Ele é um amor. Pergunto-me o que dá na cabeça de uma mulher pra deixar alguém tão doce, inteligente e extremamente gostoso como esse. Acho que agora sei exatamente como ele era quando estava com ela. E pensar que eu não sou a primeira a quem o Nick amou me dói. Eu sei que é loucura e que eu não deveria, mas não consigo evitar o pensamento ruim de saber que tudo o que ele faz por mim, ele aprendeu fazendo por outra mulher.

— Tudo o que eu quero que faça por mim agora é me levar até essa piscina maravilhosa e me deixar segurar em seu pescoço enquanto flutuamos na água.

— Eu não acho que seja uma boa ideia, Ellen. — de repente ele volta a ficar sério.

— Tudo bem, Nick.
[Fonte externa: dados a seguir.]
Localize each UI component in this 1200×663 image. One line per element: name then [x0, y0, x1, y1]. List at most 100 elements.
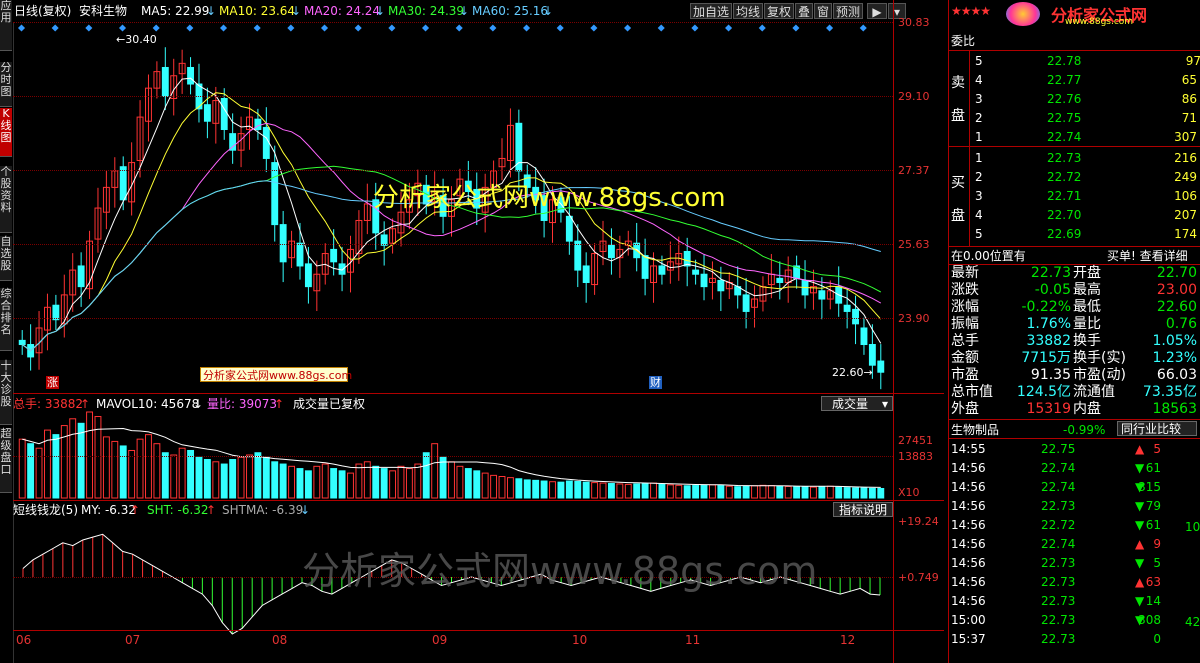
sell-row[interactable]: 4 22.77 65: [949, 71, 1200, 90]
pane-separator: [13, 630, 944, 631]
event-diamond: [455, 24, 463, 32]
rating-stars: ★★★★: [951, 4, 991, 18]
tick-price: 22.73: [1041, 499, 1076, 513]
indicator-help-button[interactable]: 指标说明: [833, 502, 893, 517]
volume-bar: [405, 468, 413, 499]
tick-time: 15:00: [951, 613, 986, 627]
volume: 307: [1174, 130, 1197, 144]
volume-bar: [321, 463, 329, 499]
tick-volume: 63: [1145, 575, 1161, 589]
event-diamond: [792, 24, 800, 32]
stat-value: 7715万: [1021, 350, 1071, 366]
sell-row[interactable]: 3 22.76 86: [949, 90, 1200, 109]
volume-bar: [288, 465, 296, 499]
grid-line: [13, 456, 893, 457]
volume-note: 成交量已复权: [293, 397, 366, 411]
volume-bar: [793, 486, 801, 499]
candle-body: [203, 104, 211, 122]
stat-label: 最新: [951, 265, 979, 281]
volume-bar: [591, 482, 599, 499]
level: 3: [975, 189, 983, 203]
level: 2: [975, 170, 983, 184]
level: 5: [975, 227, 983, 241]
month-label: 08: [272, 633, 288, 647]
indicator-sht: SHT: -6.32: [147, 503, 209, 517]
axis-tick: +0.749: [898, 571, 939, 584]
divider: [949, 419, 1200, 420]
grid-line: [13, 244, 893, 245]
arrow-down-icon: ▼: [1135, 556, 1145, 570]
level: 4: [975, 73, 983, 87]
volume-bar: [877, 487, 885, 499]
tick-row: 15:00 22.73 308 ▼: [949, 611, 1200, 630]
level: 1: [975, 151, 983, 165]
event-diamond: [253, 24, 261, 32]
position-note: 在0.00位置有: [951, 249, 1026, 263]
buy-row[interactable]: 1 22.73 216: [949, 149, 1200, 168]
stats-row: 外盘 15319 内盘 18563: [949, 401, 1200, 418]
candle-body: [220, 97, 228, 131]
tick-time: 14:56: [951, 537, 986, 551]
sell-row[interactable]: 5 22.78 97: [949, 52, 1200, 71]
candle-body: [692, 269, 700, 275]
axis-tick: 27.37: [898, 164, 930, 177]
volume-bar: [119, 445, 127, 499]
event-diamond: [523, 24, 531, 32]
volume-bar: [431, 443, 439, 499]
month-label: 12: [840, 633, 856, 647]
volume-bar: [86, 411, 93, 499]
stat-label: 量比: [1073, 316, 1101, 332]
buy-row[interactable]: 3 22.71 106: [949, 187, 1200, 206]
pane-separator: [13, 500, 944, 501]
flower-logo-icon: [1006, 2, 1040, 26]
volume-bar: [52, 434, 60, 499]
candle-body: [582, 265, 590, 283]
buy-row[interactable]: 2 22.72 249: [949, 168, 1200, 187]
buy-row[interactable]: 4 22.70 207: [949, 206, 1200, 225]
arrow-down-icon: ▼: [1135, 461, 1145, 475]
stat-value: 22.73: [1030, 265, 1071, 281]
stats-row: 最新 22.73 开盘 22.70: [949, 265, 1200, 282]
month-label: 10: [572, 633, 588, 647]
candle-body: [296, 242, 304, 267]
volume-bar: [313, 465, 321, 499]
finance-marker[interactable]: 财: [649, 376, 662, 389]
stat-value: 33882: [1026, 333, 1071, 349]
promo-box[interactable]: 分析家公式网www.88gs.com: [200, 367, 352, 382]
volume-bar: [330, 468, 338, 499]
candle-body: [187, 66, 195, 85]
volume-select[interactable]: 成交量 ▾: [821, 396, 893, 411]
volume-bar: [439, 456, 447, 499]
tick-price: 22.75: [1041, 442, 1076, 456]
volume-bar: [692, 485, 700, 499]
stat-value: 1.05%: [1152, 333, 1197, 349]
volume-bar: [380, 468, 388, 499]
sell-row[interactable]: 2 22.75 71: [949, 109, 1200, 128]
stat-value: -0.05: [1034, 282, 1071, 298]
axis-tick: 29.10: [898, 90, 930, 103]
volume-bar: [69, 418, 77, 499]
view-detail-link[interactable]: 买单! 查看详细: [1107, 249, 1188, 263]
volume-bar: [77, 422, 85, 499]
volume-bar: [616, 483, 624, 499]
total-volume-arrow: ↑: [80, 397, 91, 411]
industry-compare-button[interactable]: 同行业比较: [1117, 421, 1197, 436]
axis-divider: [893, 0, 894, 663]
tick-time: 14:56: [951, 499, 986, 513]
candle-body: [119, 166, 127, 201]
buy-row[interactable]: 5 22.69 174: [949, 225, 1200, 244]
sell-row[interactable]: 1 22.74 307: [949, 128, 1200, 147]
volume-bar: [304, 470, 312, 499]
tick-row: 14:56 22.72 61 ▼: [949, 516, 1200, 535]
volume-bar: [338, 470, 346, 499]
volume-bar: [448, 461, 455, 499]
tick-price: 22.73: [1041, 613, 1076, 627]
arrow-down-icon: ▼: [1135, 518, 1145, 532]
volume-bar: [860, 487, 868, 499]
sector-name[interactable]: 生物制品: [951, 423, 999, 437]
event-diamond: [859, 24, 867, 32]
order-ratio-label: 委比: [951, 34, 976, 48]
stats-row: 金额 7715万 换手(实) 1.23%: [949, 350, 1200, 367]
axis-tick: X10: [898, 486, 920, 499]
volume-bar: [708, 484, 716, 499]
Eu confio em você.

Com olhos pidões eu consigo convencê-lo a nadar um pouco comigo. Sorrindo ele tira a camisa sobre a cabeça de uma forma que sempre gostei de ver. Depois tira o calção e ficou apenas em sua boxer. Eu o imito e tiro a blusa e o sutiã. Meu shortinho eu deixo que ele tire. Eu gostaria de estar sentindo suas mãos nas minhas coxas enquanto ele me toca pra terminar de tirar a minha roupa.

— Sinto falta das suas mãos no meu corpo. — digo baixinho. Ele encosta a testa no meu joelho e vejo a sua respiração acelerar.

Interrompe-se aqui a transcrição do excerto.